Sunan Gunung Jati pun memberi petunjuk kepada anaknya—Maulana Hasanuddin—untuk membangun pusat pemerintahan di wahanen Girang dan membangun kota pesisir, sehingga terbentuklah Kerajaan Banten.
Pada tahun 1570, Maulana Yusuf naik tahta menjadi raja Banten menggantikan ayahnya Maulana Hasanuddin. Dia kemudian melanjutkan ekspansinya ke pedalaman Sunda dan berhasil menaklukkan Pakuan Pajajaran.
Pada tahun 1527, pelabuhan terbesar Sunda Kelapa jatuh ke tangan pasukan Islam. Hal ini menyebabkan terputusnya hubungan antara Pajajaran dengan Portugis dan semakin melemahkan pertahanan kerajaan Sunda.
Pemerintahan juga berjalan tidak baik. Prabu Ratu Dewata (1535–1543) lebih fokus sebagai pendeta sehingga rakyatnya terabaikan. Penggantinya Ratu Sakti (1543–1551) gemar bermain wanita, dan Raja Mulya (1567–1579) suka berfoya-foya dan mabuk mabukan. Akhirnya kerajaan Pajajaran pun tidak terselamatkan.
Maulana Yusuf kemudian menjadi penerus kekuasaan Sunda yang sah. Hal ini semakin diperkuat dengan fakta bahwa jika diurutkan garis keturunannya, dia merupakan cicit dari Sri Baduga Maharaja, raja pertama Pajajaran.

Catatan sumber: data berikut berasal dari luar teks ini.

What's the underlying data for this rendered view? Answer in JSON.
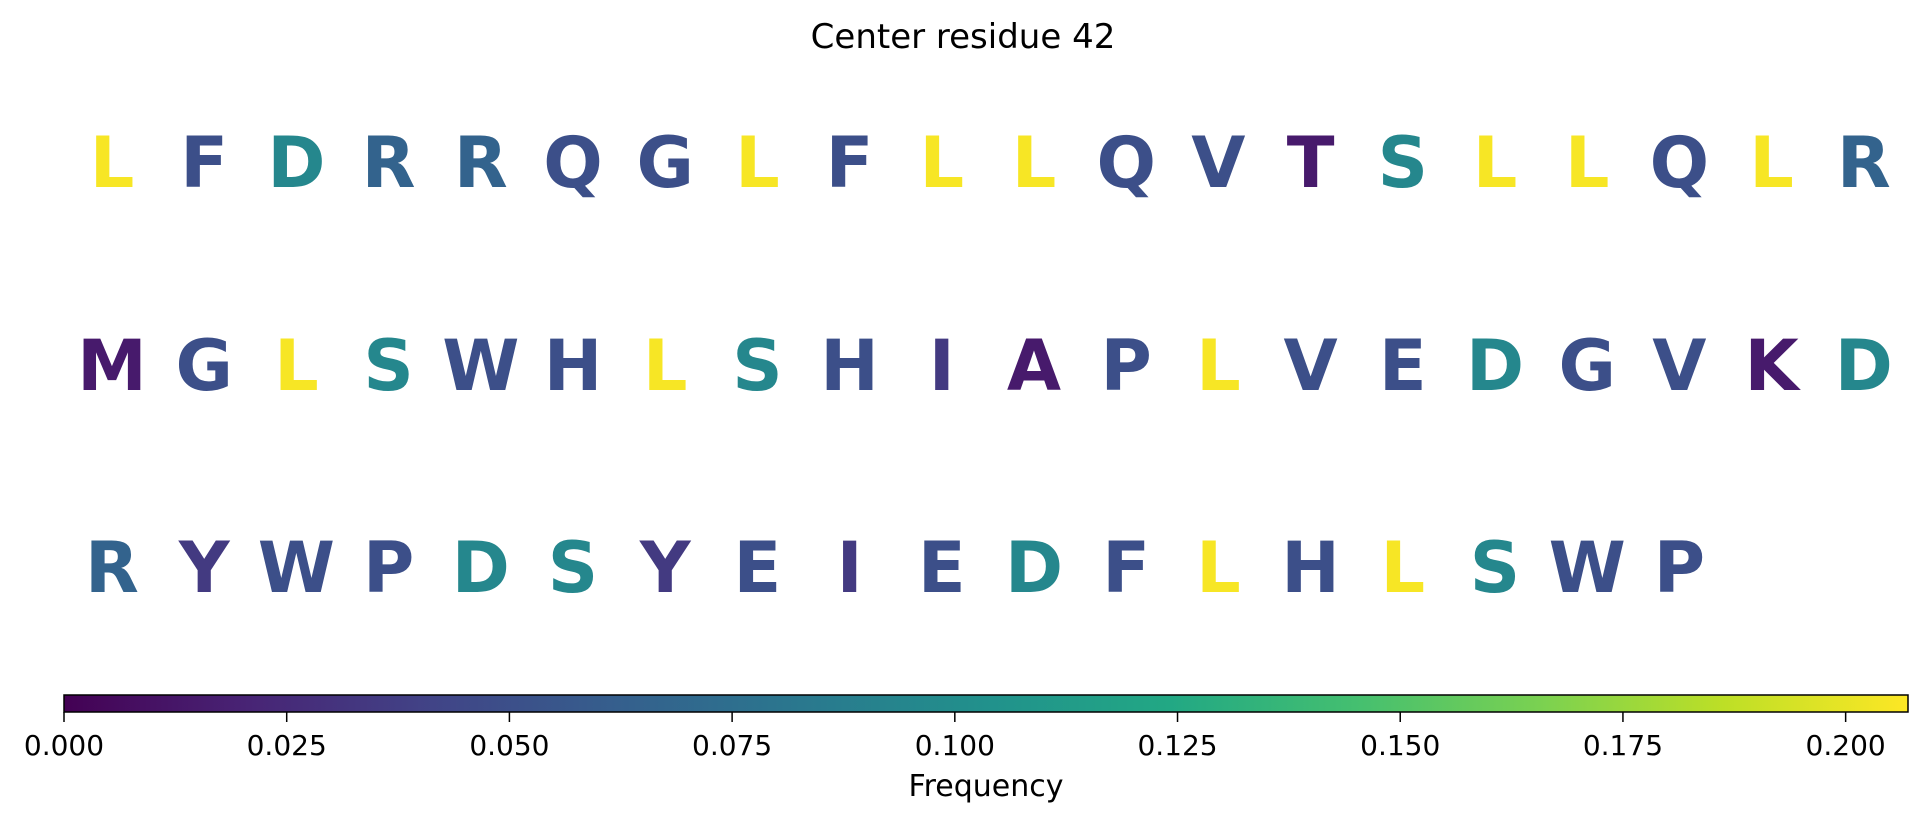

Setelah dikalahkan oleh Banten, sejumlah punggawa istana mengungsi dan menetap di daerah Lebak. Mereka hidup di pedalaman dan berusaha mempertahankan tata cara kehidupan mandala yang ketat. Kelompok masyarakat tersebut masih ada hingga saat ini dan dikenal sebagai suku Baduy.